Sobre quando se percebe isso.
Sobre quando há tempo para reparar. Não porque esteja errado, mas para que se viva melhor.
Mais um ótimo texto da Eliane Brum. Boa leitura!
***
“Eu não acho, não acho”. A voz aflita de B no celular me alarma. Há
meses eu só uso o aparelho para pegar recados ou ligar para amigos com a mesma
operadora. Mas, por esquecimento, ele estava ligado, e o nome dela apareceu na
tela, junto com o toque de urgência que me faz detestar celulares. Atendi. E,
desta vez, era uma urgência. Passei muito tempo sem ver B, anos, e um dia,
neste último fevereiro, nos encontramos em um curso de literatura russa. Isaac
Bábel, mais especificamente, nos uniu de novo. “O que você não acha?”,
perguntei, com certa precaução na voz. B é talvez mais intensa do que eu e está
sempre às voltas com dilemas que não estão nos jornais. “A pessoa”, ela disse.
“Eu não acho a pessoa.”
Fui na hora tomada por uma golfada de felicidade. Ela não estava aflita
porque perdera o informe do imposto de renda enviado pelo banco, ou seus
brincos de pérola, ou um vinil dos Secos & Molhados. Não. B perdera a
pessoa.
“Hum”, fiz eu, em boa performance psicanalítica. B explicou-me
então que não sabia quando perdera a pessoa, mas podia localizar o momento
exato em que descobrira que a tinha perdido. Ela tomava um chocolate quente e
tentava ler as notícias do jornal. O Cachoeira, o Demóstenes, a mulher amantíssima
do Cachoeira, a votação das cotas raciais no Supremo, a popularidade da Dilma,
o Código Florestal...
Neste ponto da leitura, B havia corrido ao Twitter para entrar na
campanha “Veta Dilma. Veta Tudo”. Engatou alguns diálogos de 140 caracteres com
desconhecidos conhecidos, deu alguns cliques e, quando voltou a tomar um gole
de chocolate, percebeu que o leite esfriara. Foi nesse instante, me garantiu
ela, que descobriu que tinha perdido a pessoa.

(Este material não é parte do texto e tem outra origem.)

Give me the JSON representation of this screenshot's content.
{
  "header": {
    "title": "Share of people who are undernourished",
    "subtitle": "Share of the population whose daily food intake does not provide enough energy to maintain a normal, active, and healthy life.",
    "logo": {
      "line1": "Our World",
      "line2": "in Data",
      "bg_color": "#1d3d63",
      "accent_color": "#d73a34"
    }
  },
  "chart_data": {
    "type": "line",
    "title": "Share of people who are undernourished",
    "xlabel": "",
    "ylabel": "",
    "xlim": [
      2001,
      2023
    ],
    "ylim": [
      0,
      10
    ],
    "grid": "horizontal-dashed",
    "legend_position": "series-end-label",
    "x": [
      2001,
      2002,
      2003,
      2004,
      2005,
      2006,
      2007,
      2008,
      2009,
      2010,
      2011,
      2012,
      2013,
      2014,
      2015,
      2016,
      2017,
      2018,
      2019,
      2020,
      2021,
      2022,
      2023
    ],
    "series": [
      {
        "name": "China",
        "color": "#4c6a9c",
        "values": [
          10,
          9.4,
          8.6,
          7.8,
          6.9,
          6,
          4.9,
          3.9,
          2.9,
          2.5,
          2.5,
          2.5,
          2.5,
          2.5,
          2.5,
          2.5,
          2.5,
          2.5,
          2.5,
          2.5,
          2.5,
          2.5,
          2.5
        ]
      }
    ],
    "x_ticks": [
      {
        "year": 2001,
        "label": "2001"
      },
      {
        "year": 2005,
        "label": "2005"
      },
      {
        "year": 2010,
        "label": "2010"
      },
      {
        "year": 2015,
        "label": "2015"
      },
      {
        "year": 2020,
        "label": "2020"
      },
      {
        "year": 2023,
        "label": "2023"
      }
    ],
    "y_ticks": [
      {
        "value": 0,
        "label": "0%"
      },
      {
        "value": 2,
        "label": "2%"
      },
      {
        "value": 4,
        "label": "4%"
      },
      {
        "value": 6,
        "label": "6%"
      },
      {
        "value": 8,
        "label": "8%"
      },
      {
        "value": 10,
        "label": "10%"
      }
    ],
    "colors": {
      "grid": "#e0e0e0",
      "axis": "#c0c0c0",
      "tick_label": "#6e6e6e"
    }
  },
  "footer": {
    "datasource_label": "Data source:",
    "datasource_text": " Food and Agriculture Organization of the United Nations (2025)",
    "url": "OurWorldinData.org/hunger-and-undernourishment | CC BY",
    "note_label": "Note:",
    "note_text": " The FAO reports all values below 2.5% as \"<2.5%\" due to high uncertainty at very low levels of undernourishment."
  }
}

B tinha acabado de ler um conto e um romance russos. O famoso “A dama do
cachorrinho”, de Tchekhov, e o “Oblómov”, de Ivan Gontcharov. A combinação dos
dois fez com que uma lâmpada se acendesse dentro de B – e, de súbito, ela
descobriu o que não estava mais lá. A pessoa.
Em “A Dama do Cachorrinho”, Tchekhov nos mostra, através de uma história
de amor, que temos duas vidas: uma visível, assumida, às claras; e outra
secreta. Uma “evidente”, “cheia de verdades convencionais e de mentiras
convencionais”, exatamente igual a de todos; e outra que transcorre nos vãos.
No caso do personagem de Tchekhov, tudo o que era para ele
indispensável, relevante e sincero, tudo o que não era engano, se passava no
escuro de si. E tudo o que era “sua mentira, sua casca, na qual ele se escondia
para encobrir a verdade”, como seu trabalho no banco, as discussões no clube,
os compromissos sociais com a esposa, tudo isso era visto e compreendido como
se fosse ele – mas era apenas aquilo que o ocultava.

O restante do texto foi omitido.